Erdemli’deki yazlıkçı sitelerin kanalizasyon sorununu çözecek projenin İller Bankasının krediyi geciktirmesine takıldığına dikkat çeken Seçer,“15 Mayıs’tan sonra bu ülkede ayrımcılık kalktığında, senin belediyeden benim belediyem, senin partin benim partim ayrımı kalktığında, İller Bankası’nda 4 yıldır bana pösteki saydırdıkları Tömük’le ilgili 17 milyon avroluk kredi birkaç ay içinde MESKİ’nin hesabına girecek. Adalet yerini bulacak, hak yerini bulacak. Erdemli bunu hak ediyor, Mersin bunu hak ediyor…” görüşlerini dile getirdi.
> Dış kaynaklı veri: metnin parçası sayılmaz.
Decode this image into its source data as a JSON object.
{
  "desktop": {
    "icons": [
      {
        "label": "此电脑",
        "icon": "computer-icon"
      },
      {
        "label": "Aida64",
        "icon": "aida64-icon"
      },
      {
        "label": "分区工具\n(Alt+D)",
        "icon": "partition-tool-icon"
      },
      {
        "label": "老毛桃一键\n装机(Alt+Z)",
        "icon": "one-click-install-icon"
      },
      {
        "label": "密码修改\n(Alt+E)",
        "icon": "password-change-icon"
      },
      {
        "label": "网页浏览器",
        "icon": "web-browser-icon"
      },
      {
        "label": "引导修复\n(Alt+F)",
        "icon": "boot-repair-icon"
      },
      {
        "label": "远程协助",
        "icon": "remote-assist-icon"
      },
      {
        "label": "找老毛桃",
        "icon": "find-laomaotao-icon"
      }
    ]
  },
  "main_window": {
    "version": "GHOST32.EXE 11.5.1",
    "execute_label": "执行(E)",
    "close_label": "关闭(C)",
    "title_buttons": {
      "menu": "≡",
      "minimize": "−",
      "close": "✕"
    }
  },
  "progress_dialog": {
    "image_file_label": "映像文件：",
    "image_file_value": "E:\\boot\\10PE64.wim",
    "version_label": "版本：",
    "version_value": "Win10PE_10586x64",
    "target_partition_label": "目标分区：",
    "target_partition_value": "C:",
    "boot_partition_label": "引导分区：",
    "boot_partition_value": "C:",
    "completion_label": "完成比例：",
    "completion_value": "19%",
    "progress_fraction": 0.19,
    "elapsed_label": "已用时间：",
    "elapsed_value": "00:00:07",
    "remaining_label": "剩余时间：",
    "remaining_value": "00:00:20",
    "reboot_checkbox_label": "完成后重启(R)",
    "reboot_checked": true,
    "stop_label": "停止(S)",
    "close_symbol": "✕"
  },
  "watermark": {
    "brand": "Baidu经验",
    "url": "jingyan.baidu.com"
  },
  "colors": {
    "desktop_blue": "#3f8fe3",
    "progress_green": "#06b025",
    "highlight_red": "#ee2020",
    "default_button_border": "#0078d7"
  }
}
Mersin’in menfaatini her şeyden önde tuttuklarının altını çizen Seçer, “Yeter ki derdimizi anlatacağımız bir cumhurbaşkanı olsun. Ben Sayın Recep Tayyip Erdoğan’a da gidip derdimi anlattım. ‘Sayın Cumhurbaşkanı bu Mersin metrosu projesinin yatırım programına alınmasını siz istediniz ve imza koydunuz’dedim; dediniz ki ‘Mersin Büyükşehir Belediye Başkanına söyleyin finansman arayışına çıksın.’ Ben de finansman arayışına çıktım. Prosedürü yerine getirdim. Meclisten borçlanma yetkisi aldım. Size tekrar gönderdim. Bilançom da temiz. Önceki belediye yönetimi bana 400 milyon dolar borç devretti. Şu anda Mersin Büyükşehir Belediyesinin borcu 100 ila 120 milyon dolara düştü. Yani borçlanmadan hem kötü mirası temizlemişim, eski borçları ödemişim hem de yatırım yapmışım. Neden bunu imzalamıyorsunuz? Mersin’e pozitif bakın. Mersin önemli. Ama sonuç alamadım. Neyse ki 13. Cumhurbaşkanımız Kemal Kılıçdaroğlu halden anlayan insan. Metro projesinin finansmanı da imzalanır, Tömük’ün kanalizasyon ve arıtma tesisi de imzalanır. Anamur’un Otluca’sı da imzalanır. Tarsus’un ova kanalizasyon yapım işi de onaylanır. Bütün bu projeler onaylanır Mersin’in önünde artık kimse duramaz. Gaziantep, Kayseri, Malatya, Niğde ve Konya Mersin’den daha fazla kamu yatırımı alıyor. Gidin Konya’ya, Kayseri’ye köprülü kavşakları hep Karayolları yapmış. Mersin’de sadece Büyükşehir Belediyesi yapıyor. Biz üvey evlat mıyız? Biz de bu ülkenin öz evladıyız. Biz de bu vatanı seviyoruz. Bizim liderimiz Mustafa Kemal Atatürk. Bu ülkeyi işgalcilerden kurtaran, cumhuriyeti kuran Mustafa Kemal Atatürk’ün şehridir Mersin. 14 Mayıs’tan sonra bütün kurum ve kurullarıyla demokrasi gelecek. 14 Mayıs’tan sonra iktidarımızda da ayrıcalık istemiyoruz. Sadece adalet istiyoruz; kendimiz için değil, sizler için istiyoruz. Şüpheniz olmasın 14 Mayıs’tan sonra Mersin hakkını alacak…” şeklinde konuştu.